Bonne nouvelle pour propriétaires immobiliers étrangers en Espagne. La Commission européenne a de nouveau interpellé l'Espagne concernant le traitement fiscal des propriétaires non-résidents en Espagne. Selon Bruxelles, les propriétaires étrangers qui louent leur logement sont désavantagés fiscalement par rapport aux contribuables espagnols depuis des années.
Si l'Espagne doit modifier sa réglementation, cela pourrait entraîner pour des milliers de propriétaires étrangers une économie d'impôts considérable.
Qu'est-ce qui se passe ?
Lorsqu'un résident espagnol loue un logement destiné à un usage permanent, il peut bénéficier d'avantages fiscaux intéressants. Selon la situation, le revenu locatif imposable peut même être réduit de 90% au maximum.
Pour les non-résidents, c'est différent.
Propriétaires étrangers qui louent un logement en Espagne et paient des impôts via l'Impôt sur le Revenu des Non-Résidents (IRNR)), peuvent cette ne pas appliquer ces réductions pour le moment. Ceci leur fait souvent payer beaucoup plus d'impôts sur les mêmes revenus locatifs qu'un propriétaire qui vit en Espagne.
Selon la Commission européenne, ceci est en violation du principe européen de libre circulation des capitaux.
Pourquoi la Commission européenne intervient-elle ?
La Commission européenne estime que l'Espagne exerce une discrimination à l'égard des bailleurs étrangers en les excluant des avantages fiscaux dont bénéficient les résidents espagnols.
Il est frappant de constater que Bruxelles avait déjà alerté l'Espagne sur cette question en 2019. Comme aucune solution n'a été trouvée depuis, la Commission a maintenant envoyé une nouvelle mise en demeure.
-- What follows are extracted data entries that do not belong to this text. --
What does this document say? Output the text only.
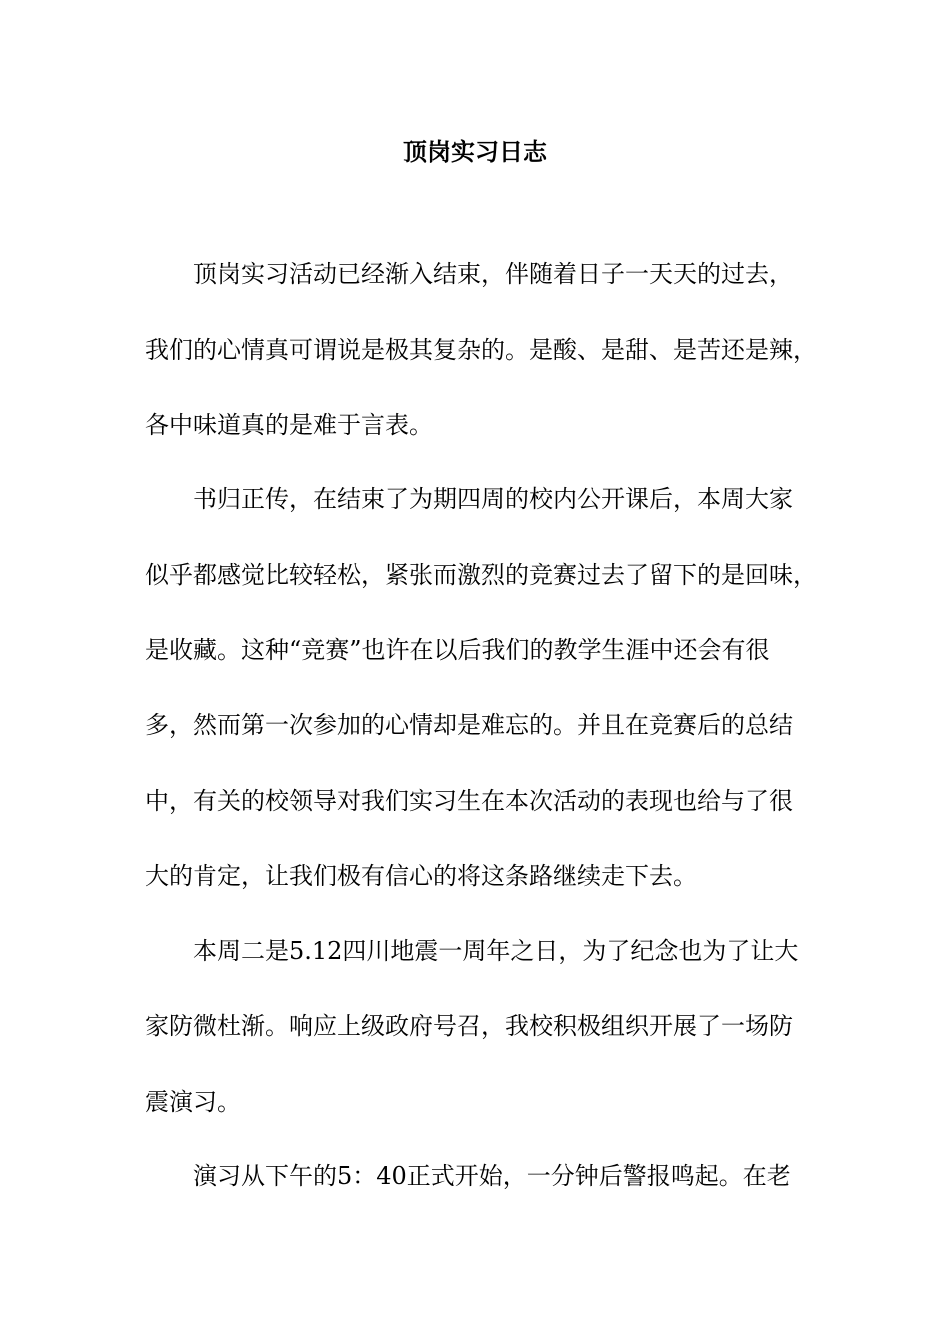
顶岗实习日志
顶岗实习活动已经渐入结束，伴随着日子一天天的过去，
我们的心情真可谓说是极其复杂的。是酸、是甜、是苦还是辣，
各中味道真的是难于言表。
书归正传，在结束了为期四周的校内公开课后，本周大家
似乎都感觉比较轻松，紧张而激烈的竞赛过去了留下的是回味，
是收藏。这种“竞赛”也许在以后我们的教学生涯中还会有很
多，然而第一次参加的心情却是难忘的。并且在竞赛后的总结
中，有关的校领导对我们实习生在本次活动的表现也给与了很
大的肯定，让我们极有信心的将这条路继续走下去。
本周二是5.12四川地震一周年之日，为了纪念也为了让大
家防微杜渐。响应上级政府号召，我校积极组织开展了一场防
震演习。
演习从下午的5：40正式开始，一分钟后警报鸣起。在老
L'Espagne dispose de deux mois pour modifier sa législation ou présenter une réponse convaincante. À défaut, l'affaire pourrait finalement être portée devant la Cour de justice de l'Union européenne.
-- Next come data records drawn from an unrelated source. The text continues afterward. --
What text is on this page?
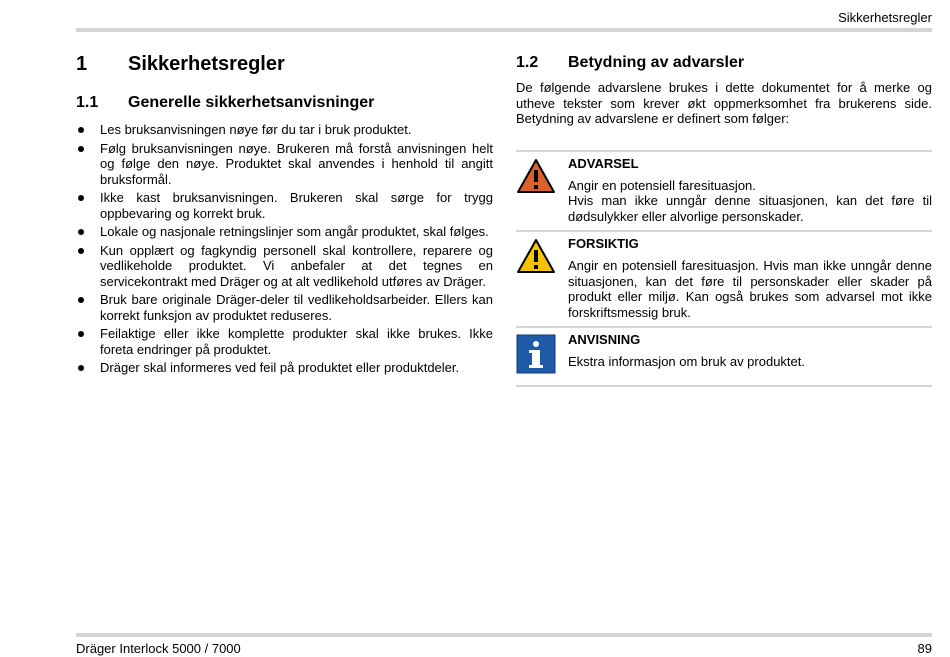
Sikkerhetsregler
1	Sikkerhetsregler
1.1	Generelle sikkerhetsanvisninger
Les bruksanvisningen nøye før du tar i bruk produktet.
Følg bruksanvisningen nøye. Brukeren må forstå anvisningen helt og følge den nøye. Produktet skal anvendes i henhold til angitt bruksformål.
Ikke kast bruksanvisningen. Brukeren skal sørge for trygg oppbevaring og korrekt bruk.
Lokale og nasjonale retningslinjer som angår produktet, skal følges.
Kun opplært og fagkyndig personell skal kontrollere, reparere og vedlikeholde produktet. Vi anbefaler at det tegnes en servicekontrakt med Dräger og at alt vedlikehold utføres av Dräger.
Bruk bare originale Dräger-deler til vedlikeholdsarbeider. Ellers kan korrekt funksjon av produktet reduseres.
Feilaktige eller ikke komplette produkter skal ikke brukes. Ikke foreta endringer på produktet.
Dräger skal informeres ved feil på produktet eller produktdeler.
1.2	Betydning av advarsler

De følgende advarslene brukes i dette dokumentet for å merke og utheve tekster som krever økt oppmerksomhet fra brukerens side. Betydning av advarslene er definert som følger:

ADVARSEL

Angir en potensiell faresituasjon.

Hvis man ikke unngår denne situasjonen, kan det føre til dødsulykker eller alvorlige personskader.

FORSIKTIG

Angir en potensiell faresituasjon. Hvis man ikke unngår denne situasjonen, kan det føre til personskader eller skader på produkt eller miljø. Kan også brukes som advarsel mot ikke forskriftsmessig bruk.

ANVISNING

Ekstra informasjon om bruk av produktet.

Dräger Interlock 5000 / 7000	89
Qu'est-ce que cela signifie ? concrètement pour les propriétaires étrangers ?
L'impact financier peut être considérable.
Prenons l'exemple d'un propriétaire non européen qui perçoit chaque année 15 000 € de revenus locatifs provenant d'un logement en Espagne.
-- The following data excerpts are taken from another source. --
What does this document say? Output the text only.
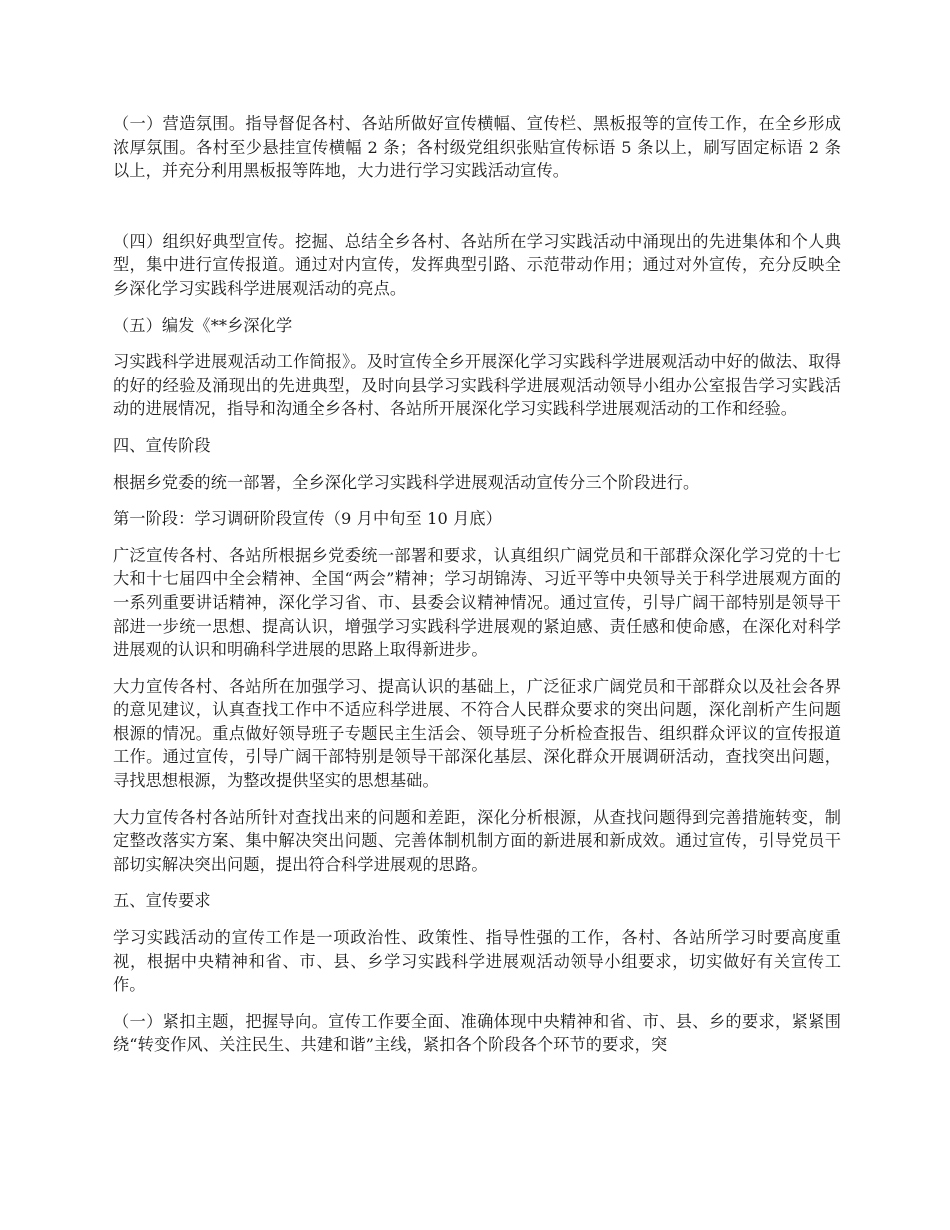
（一）营造氛围。指导督促各村、各站所做好宣传横幅、宣传栏、黑板报等的宣传工作，在全乡形成浓厚氛围。各村至少悬挂宣传横幅 2 条；各村级党组织张贴宣传标语 5 条以上，刷写固定标语 2 条以上，并充分利用黑板报等阵地，大力进行学习实践活动宣传。

（四）组织好典型宣传。挖掘、总结全乡各村、各站所在学习实践活动中涌现出的先进集体和个人典型，集中进行宣传报道。通过对内宣传，发挥典型引路、示范带动作用；通过对外宣传，充分反映全乡深化学习实践科学进展观活动的亮点。

（五）编发《**乡深化学

习实践科学进展观活动工作简报》。及时宣传全乡开展深化学习实践科学进展观活动中好的做法、取得的好的经验及涌现出的先进典型，及时向县学习实践科学进展观活动领导小组办公室报告学习实践活动的进展情况，指导和沟通全乡各村、各站所开展深化学习实践科学进展观活动的工作和经验。

四、宣传阶段

根据乡党委的统一部署，全乡深化学习实践科学进展观活动宣传分三个阶段进行。

第一阶段：学习调研阶段宣传（9 月中旬至 10 月底）

广泛宣传各村、各站所根据乡党委统一部署和要求，认真组织广阔党员和干部群众深化学习党的十七大和十七届四中全会精神、全国“两会”精神；学习胡锦涛、习近平等中央领导关于科学进展观方面的一系列重要讲话精神，深化学习省、市、县委会议精神情况。通过宣传，引导广阔干部特别是领导干部进一步统一思想、提高认识，增强学习实践科学进展观的紧迫感、责任感和使命感，在深化对科学进展观的认识和明确科学进展的思路上取得新进步。

大力宣传各村、各站所在加强学习、提高认识的基础上，广泛征求广阔党员和干部群众以及社会各界的意见建议，认真查找工作中不适应科学进展、不符合人民群众要求的突出问题，深化剖析产生问题根源的情况。重点做好领导班子专题民主生活会、领导班子分析检查报告、组织群众评议的宣传报道工作。通过宣传，引导广阔干部特别是领导干部深化基层、深化群众开展调研活动，查找突出问题，寻找思想根源，为整改提供坚实的思想基础。

大力宣传各村各站所针对查找出来的问题和差距，深化分析根源，从查找问题得到完善措施转变，制定整改落实方案、集中解决突出问题、完善体制机制方面的新进展和新成效。通过宣传，引导党员干部切实解决突出问题，提出符合科学进展观的思路。

五、宣传要求

学习实践活动的宣传工作是一项政治性、政策性、指导性强的工作，各村、各站所学习时要高度重视，根据中央精神和省、市、县、乡学习实践科学进展观活动领导小组要求，切实做好有关宣传工作。

（一）紧扣主题，把握导向。宣传工作要全面、准确体现中央精神和省、市、县、乡的要求，紧紧围绕“转变作风、关注民生、共建和谐”主线，紧扣各个阶段各个环节的要求，突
Selon les règles actuelles, il paie environ 3 600 € d’impôts par an. Si les mêmes réductions d’impôts que celles applicables aux résidents espagnols s’appliquaient, ce montant pourrait être ramené à quelques centaines d’euros seulement.
Pour les propriétaires européens également, une éventuelle modification de la législation pourrait se traduire par des économies substantielles.
Il reste d'autres procédures en cours
Cette affaire n'est pas un cas isolé. Les tribunaux espagnols traitent actuellement plusieurs procédures concernant la situation fiscale des non-résidents.
Il est également procédé à l'examen de :
- la déductibilité des coûts tels que l'entretien, les assurances et les frais de financement ;
- les différents taux d'imposition pour les propriétaires européens et non européens ;
- l'application de la réglementation européenne aux propriétaires immobiliers étrangers.
De plus en plus souvent, les non-résidents bénéficient du soutien tant des tribunaux espagnols que des institutions européennes.
Que peuvent faire les propriétaires à l'heure actuelle ?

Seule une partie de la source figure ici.